Newly appointed executive chef Chad Greer took the reigns in early June but worked occasionally in May. Greer uses the farm-fresh goods including fruit, herbs, honey, and eggs to put together a locally sourced menu to appeal to area residents and vacationers alike.

“Produce is always going to be better when it’s locally grown,” said Greer. “Everything is fresh and doesn’t have to ripen during shipping.”

A veteran of high-profile restaurants, Greer has experience working on both coasts with a resume boasting San Francisco’s Acqua, and Jean Georges in New York City. Greer is also the former chef and owner of Beso in New Paltz, NY.

“I’ve been working with the same farmers since we opened Beso seven years ago,” said Greer. “We’ll continue to use them because they know what I want and what I expect.”

Some of the most popular dishes include spinach salad with hard boiled egg, bacon, feta, and a Sherry-shallot vinaigrette; house made potato gnocchi with braised local rabbit; and eggplant and spring onion pizza.

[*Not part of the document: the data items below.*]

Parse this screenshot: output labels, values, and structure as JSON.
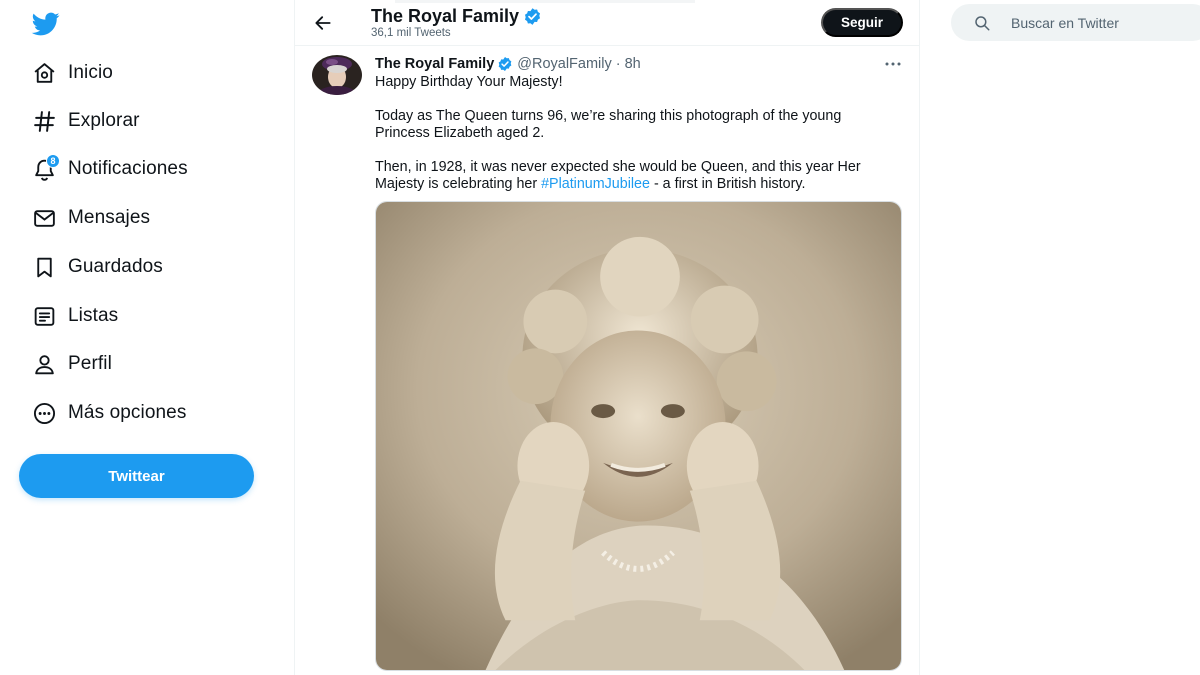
{
  "brand": {
    "logo_icon": "twitter-bird-icon",
    "color": "#1d9bf0"
  },
  "sidebar": {
    "items": [
      {
        "label": "Inicio",
        "icon": "home-icon"
      },
      {
        "label": "Explorar",
        "icon": "hashtag-icon"
      },
      {
        "label": "Notificaciones",
        "icon": "bell-icon",
        "badge": "8"
      },
      {
        "label": "Mensajes",
        "icon": "envelope-icon"
      },
      {
        "label": "Guardados",
        "icon": "bookmark-icon"
      },
      {
        "label": "Listas",
        "icon": "list-icon"
      },
      {
        "label": "Perfil",
        "icon": "person-icon"
      },
      {
        "label": "Más opciones",
        "icon": "more-circle-icon"
      }
    ],
    "tweet_button": "Twittear"
  },
  "header": {
    "title": "The Royal Family",
    "tweet_count": "36,1 mil Tweets",
    "follow_button": "Seguir"
  },
  "tweet": {
    "author_name": "The Royal Family",
    "handle": "@RoyalFamily",
    "separator": "·",
    "time": "8h",
    "text": {
      "line1": "Happy Birthday Your Majesty!",
      "p2_l1": "Today as The Queen turns 96, we’re sharing this photograph of the young",
      "p2_l2": "Princess Elizabeth aged 2.",
      "p3_l1": "Then, in 1928, it was never expected she would be Queen, and this year Her",
      "p3_l2_pre": "Majesty is celebrating her ",
      "hashtag": "#PlatinumJubilee",
      "p3_l2_post": " - a first in British history."
    }
  },
  "search": {
    "placeholder": "Buscar en Twitter"
  },
  "colors": {
    "accent": "#1d9bf0",
    "text": "#0f1419",
    "muted": "#536471",
    "border": "#eff3f4"
  }
}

Chef Tammy Ogletree, who is also Greer’s wife, joined Henry’s at the Farm as the restaurant’s pastry chef and has introduced a new rotating line of desserts including sorbets, ice cream, and seasonal crisps.

“I’m running my classics, which are solid dishes, which I know I can produce, and Tammy too,” said Greer. “I can’t wait to a point where we can work in some more evolved dishes.”

Greer described the restaurant décor as “woodsy” due to the use of browns and reds and a tranquil view of the duck pond. The open floor plan offers seating for 52 with a two tiered patio offering additional outdoor seating.

As the restaurant works on developing a new image, the hours of operation have been extended to accommodate guests. Henry’s at the Farm is open Wednesday through Saturday for both lunch and dinner, and Sunday’s for brunch and dinner.